He had dozed afterwards, and had dreamed that he put his plan to the test of reality. He had married Helen May and taken her himself to Los Angeles. But there had not been money enough for him to go any farther, and his chief had wired him peremptorily to return and arrest the leaders of the Alliance and all connected with it. So he had bought a steerage ticket for Helen May and put her aboard the boat, where she must herd with a lot of leering Chinamen. He had stood on the pier and watched the boat swing out and nose its way to the open sea, and a submarine had torpedoed it when it had sailed beyond the three-mile limit off the coast, so he could not go after her. He was just taking off his coat to try it, anyway, when he awoke.
That was all the good his sleep had done him: set him upright in bed with a cold sweat on his face and his hands shaking. But the reaction from that nightmare had been complete, and Starr had not again planned how he might dodge his plain duty. But he kept thinking around and around the subject for all that, as though he could not give up entirely the hope of being able to save her somehow.
He did not know, until he passed the corral, that he was already in Sunlight Basin, and that the house stood just up the slope before him. Rabbit must have taken it for granted that Starr was bound for this place and so had kept the trail of his own accord, for Starr could not remember turning from the main road. He did not even know that he had passed not more than a hundred yards from Vic and the goats, and that Vic had shouted “hello” to him.
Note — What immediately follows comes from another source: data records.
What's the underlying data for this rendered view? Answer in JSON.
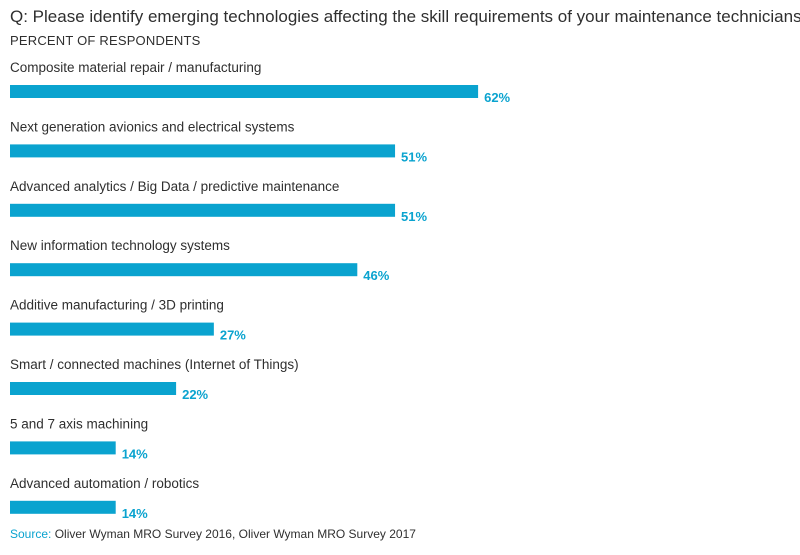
{
  "chart_data": {
    "type": "bar",
    "orientation": "horizontal",
    "title": "Q: Please identify emerging technologies affecting the skill requirements of your maintenance technicians",
    "subtitle": "PERCENT OF RESPONDENTS",
    "categories": [
      "Composite material repair / manufacturing",
      "Next generation avionics and electrical systems",
      "Advanced analytics / Big Data / predictive maintenance",
      "New information technology systems",
      "Additive manufacturing / 3D printing",
      "Smart / connected machines (Internet of Things)",
      "5 and 7 axis machining",
      "Advanced automation / robotics"
    ],
    "values": [
      62,
      51,
      51,
      46,
      27,
      22,
      14,
      14
    ],
    "value_labels": [
      "62%",
      "51%",
      "51%",
      "46%",
      "27%",
      "22%",
      "14%",
      "14%"
    ],
    "unit": "%",
    "xlim": [
      0,
      100
    ],
    "grid": false,
    "legend": "none",
    "bar_color": "#0aa3cf",
    "value_label_color": "#0aa3cf"
  },
  "source": {
    "label": "Source:",
    "text": " Oliver Wyman MRO Survey 2016, Oliver Wyman MRO Survey 2017",
    "label_color": "#0aa3cf"
  }
}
He took a long breath when he glanced up and saw the house so close, but he did not attempt to dodge or even delay the final tragedy of his mission. He let Rabbit keep straight on. And when the horse stopped before the closed front door, Starr slid off and walked, like a tired old man, to the door and knocked.
Helen May had been washing the breakfast dishes, and Starr heard the muffled sound of her high-heeled slippers clicking over the bare floor for a minute before she came into the front room and opened the door. She had a dish towel over her right arm, opening the door with her left. Starr knew that the dish towel was merely a covering for her six-shooter, and his heart hardened a little at that fresh reminder of her preparedness and her guile.
“Why, good morning, desert man,” she said brightly, after the first little start of surprise. “Come on in. The coffee’s fine this morning; and I just had a hunch I’d better not throw it out for a while yet. There’s a little waffle batter left, too.”
Starr had choked down a cup of coffee and a sandwich at the station lunch counter before he left San Bonito, and he was glad now that he was not hungry. He stepped inside, but he did not smile back at Helen May; nor could he have accepted her hospitality to save himself from starvation. He felt enough like Judas as it was.